Top 10 Best Irish Mob Movies

You like your criminals bleeding green, pissing Guinness and eating a steady diet of catholic guilt, so you turn to the 10 best Irish mafia movies. Well done, lad. Here you will find some of the best crime films of our time, thrilling pictures with complex depictions of violence, morality and religion.

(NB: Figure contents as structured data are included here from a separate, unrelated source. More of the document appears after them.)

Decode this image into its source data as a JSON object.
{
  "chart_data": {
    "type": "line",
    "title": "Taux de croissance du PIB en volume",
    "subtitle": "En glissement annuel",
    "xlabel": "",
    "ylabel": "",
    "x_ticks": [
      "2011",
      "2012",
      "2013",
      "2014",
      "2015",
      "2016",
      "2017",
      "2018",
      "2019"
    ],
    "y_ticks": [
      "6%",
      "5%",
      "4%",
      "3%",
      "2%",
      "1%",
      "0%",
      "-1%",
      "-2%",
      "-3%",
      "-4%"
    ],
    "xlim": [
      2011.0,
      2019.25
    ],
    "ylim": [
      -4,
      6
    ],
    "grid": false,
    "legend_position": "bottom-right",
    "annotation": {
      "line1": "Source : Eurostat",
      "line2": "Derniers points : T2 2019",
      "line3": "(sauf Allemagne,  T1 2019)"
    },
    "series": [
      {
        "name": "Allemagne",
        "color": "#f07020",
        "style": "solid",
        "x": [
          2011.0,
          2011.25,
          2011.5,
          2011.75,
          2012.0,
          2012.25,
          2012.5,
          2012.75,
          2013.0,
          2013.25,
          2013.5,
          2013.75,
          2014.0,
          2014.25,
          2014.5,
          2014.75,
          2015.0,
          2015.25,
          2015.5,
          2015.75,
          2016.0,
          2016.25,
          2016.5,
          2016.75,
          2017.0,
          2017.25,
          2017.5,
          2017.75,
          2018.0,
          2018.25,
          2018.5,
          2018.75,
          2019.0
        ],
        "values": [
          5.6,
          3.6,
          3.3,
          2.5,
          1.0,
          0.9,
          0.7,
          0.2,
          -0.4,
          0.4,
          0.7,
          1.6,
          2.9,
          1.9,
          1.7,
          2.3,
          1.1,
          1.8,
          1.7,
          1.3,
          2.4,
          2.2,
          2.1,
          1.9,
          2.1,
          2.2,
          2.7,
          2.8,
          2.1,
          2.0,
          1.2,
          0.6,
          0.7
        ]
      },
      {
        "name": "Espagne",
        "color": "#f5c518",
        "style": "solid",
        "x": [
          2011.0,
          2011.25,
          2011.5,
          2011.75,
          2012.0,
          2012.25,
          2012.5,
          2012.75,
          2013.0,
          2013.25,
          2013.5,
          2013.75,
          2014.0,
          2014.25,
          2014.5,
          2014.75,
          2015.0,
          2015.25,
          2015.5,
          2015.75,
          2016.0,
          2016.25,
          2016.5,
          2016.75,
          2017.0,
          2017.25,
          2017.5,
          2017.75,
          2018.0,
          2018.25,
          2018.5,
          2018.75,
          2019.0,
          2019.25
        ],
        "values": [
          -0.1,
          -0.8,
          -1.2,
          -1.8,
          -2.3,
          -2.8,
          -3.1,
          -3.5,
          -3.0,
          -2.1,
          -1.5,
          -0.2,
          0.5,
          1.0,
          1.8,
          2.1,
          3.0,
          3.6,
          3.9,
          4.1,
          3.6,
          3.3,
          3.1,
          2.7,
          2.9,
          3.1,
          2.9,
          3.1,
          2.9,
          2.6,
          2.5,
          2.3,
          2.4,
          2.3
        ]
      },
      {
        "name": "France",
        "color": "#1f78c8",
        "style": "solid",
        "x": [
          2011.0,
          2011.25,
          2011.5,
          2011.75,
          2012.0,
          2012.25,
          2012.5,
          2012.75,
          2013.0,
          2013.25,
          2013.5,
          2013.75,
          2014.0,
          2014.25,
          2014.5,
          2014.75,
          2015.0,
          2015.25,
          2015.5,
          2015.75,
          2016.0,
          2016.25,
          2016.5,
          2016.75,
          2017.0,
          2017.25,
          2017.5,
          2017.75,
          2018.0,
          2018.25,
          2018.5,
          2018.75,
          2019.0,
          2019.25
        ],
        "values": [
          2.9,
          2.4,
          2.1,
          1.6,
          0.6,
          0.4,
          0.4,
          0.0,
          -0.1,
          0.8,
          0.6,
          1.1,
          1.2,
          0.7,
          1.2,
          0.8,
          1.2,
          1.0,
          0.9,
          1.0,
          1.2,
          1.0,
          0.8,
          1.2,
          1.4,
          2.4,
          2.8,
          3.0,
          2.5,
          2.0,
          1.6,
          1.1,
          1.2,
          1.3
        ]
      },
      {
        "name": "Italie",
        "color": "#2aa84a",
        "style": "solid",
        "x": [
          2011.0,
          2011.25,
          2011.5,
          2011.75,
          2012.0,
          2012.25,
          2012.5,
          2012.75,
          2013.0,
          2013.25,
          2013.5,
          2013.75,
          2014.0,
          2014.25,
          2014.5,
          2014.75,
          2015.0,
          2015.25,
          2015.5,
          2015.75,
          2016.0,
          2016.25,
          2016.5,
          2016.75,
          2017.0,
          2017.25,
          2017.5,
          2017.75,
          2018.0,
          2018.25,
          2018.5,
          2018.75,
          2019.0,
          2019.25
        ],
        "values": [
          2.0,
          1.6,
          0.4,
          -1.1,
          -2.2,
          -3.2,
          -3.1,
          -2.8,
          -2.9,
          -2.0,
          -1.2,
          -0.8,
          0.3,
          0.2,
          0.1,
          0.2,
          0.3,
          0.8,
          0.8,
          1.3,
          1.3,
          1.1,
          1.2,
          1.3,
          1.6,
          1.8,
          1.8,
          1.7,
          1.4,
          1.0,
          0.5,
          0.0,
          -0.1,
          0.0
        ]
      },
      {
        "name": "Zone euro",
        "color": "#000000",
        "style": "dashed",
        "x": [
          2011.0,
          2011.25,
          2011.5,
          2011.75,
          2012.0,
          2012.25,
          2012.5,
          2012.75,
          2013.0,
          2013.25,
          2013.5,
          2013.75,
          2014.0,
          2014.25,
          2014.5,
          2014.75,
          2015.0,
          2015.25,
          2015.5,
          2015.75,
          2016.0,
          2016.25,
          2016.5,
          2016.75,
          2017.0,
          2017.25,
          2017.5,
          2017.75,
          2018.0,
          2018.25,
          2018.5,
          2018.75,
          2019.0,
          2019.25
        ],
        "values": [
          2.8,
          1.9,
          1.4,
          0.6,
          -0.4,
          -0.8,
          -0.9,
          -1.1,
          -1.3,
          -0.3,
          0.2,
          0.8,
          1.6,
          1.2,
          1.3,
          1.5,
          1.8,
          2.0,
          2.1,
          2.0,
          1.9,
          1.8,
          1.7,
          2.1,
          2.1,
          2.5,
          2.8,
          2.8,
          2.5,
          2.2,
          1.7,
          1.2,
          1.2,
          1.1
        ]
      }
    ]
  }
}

  • 1. “Angles With Dirty Faces” – This 1938 masterpiece is the original Irish mafia movie and surely one of the genre’s best films. “Angels With Dirty Faces” starts a volatile James Cagney and concerns the ultimate of all Irish moral battles: the church versus a life of violent crime, and the manner in which those two aren’t exactly mutually exclusive.
  • 2. “On the Water Front” – Marlon Brando’s performance will wow you, but there’s more going on here than generation-defining acting. One of the best Irish mafia films, “On The Water Front” tells a tale of the Irish mob’s infiltration of unions and the influence organized crime had on the fates and fortunes of the American working class.
  • 3. “The Departed” – Scorsese struck gold with this Irish mafia saga. An operatic film peppered with stellar performances and nail-biting intensity, “The Departed” digs beneath the skin of its characters like a tapeworm and doesn’t let up until the final shot is fired. This cat-and-mouse film details with mafia infiltration of the police and vice-versa.
  • 4. “Miller’s Crossing” – This early Coen Brothers masterpiece is based on noir novelist Dashiell Hammett’s ground breaking early novel “Red Harvest.” The film tells the tale of prohibition-era Irish gangsters in a manner that is both hushed and menacing.
  • 5. “State of Grace” – Opening opposite “Goodfellas,” this Irish mob movie didn’t stand a snowball’s chance in hell of finding a broad audience. Despite this initial box office disappointment, “State of Grace” is easily one of the best Irish mafia movies. The film deals with the moral and religious turmoil of Irish criminals and features excellent performances from Sean Penn, Gary Oldman, and Ed Harris.
  • 6. “Gangs of New York” –“Angels” is the original Irish mafia movie and “Gangs of New York” is a movie about the original Irish gangsters. Though Leonardo DiCaprio comes across like a high school actor who’s trying his best to be worthy of standing next to Daniel Day-Lewis, the grandiose scope of the film and Day-Lewis’ jaw-dropping performance makes this one of the best Irish mafia movies of all time.
  • 7. “The Friends of Eddie Coyle” – This 70’s crime gem doesn’t laud or glorify the Irish mob as other films on this list do, but rather portrays with stark and very depressing honesty the way in which criminal organizations ruin the lives of well intentioned working class people with no opportunity for societal advancement beyond crime.
  • 8. “The Road to Perdition” – Sam Mendes turned his attention to Chicago’s Irish mafia circa 1930 in this stately and elegiac film. The film concerns the nature of love and relationships, particularly those between father and son, and the manner in which familial duty and desire often conflict with disastrous consequences.
  • 9. “The Public Enemy” – “Public Enemey” was James Cagney’s first film. The film is about organized crime and the American mafia underworld in a very board sense. It’s a great movie, and a number of colorful Irish characters drift in and out of its narrative.
  • 10. “The Town” – “The Town” concerns small time Boston Irish hoods. For its empathetic portrait of working class depression, anger, alcoholism and violence and the mob’s role in all of that, it is one of the best Irish mafia movies.

Thanks to Screen Junkies

2 comments:

  1. Since #7 is my all-time favorite movie (along with 30 or 40 others) I suggest someone watch it before writing a review based on a synopsis. The movie follows the book written by George V. Higgins closely. He is a master at writing about small time criminals using mostly dialogue to describe the action. So skip the socio-political crap and watch it again and read everything Higgins has written. If you're my age and grew up in Chicago you'll know what I mean.

    ReplyDelete
  2. That last dude was a real douchebag.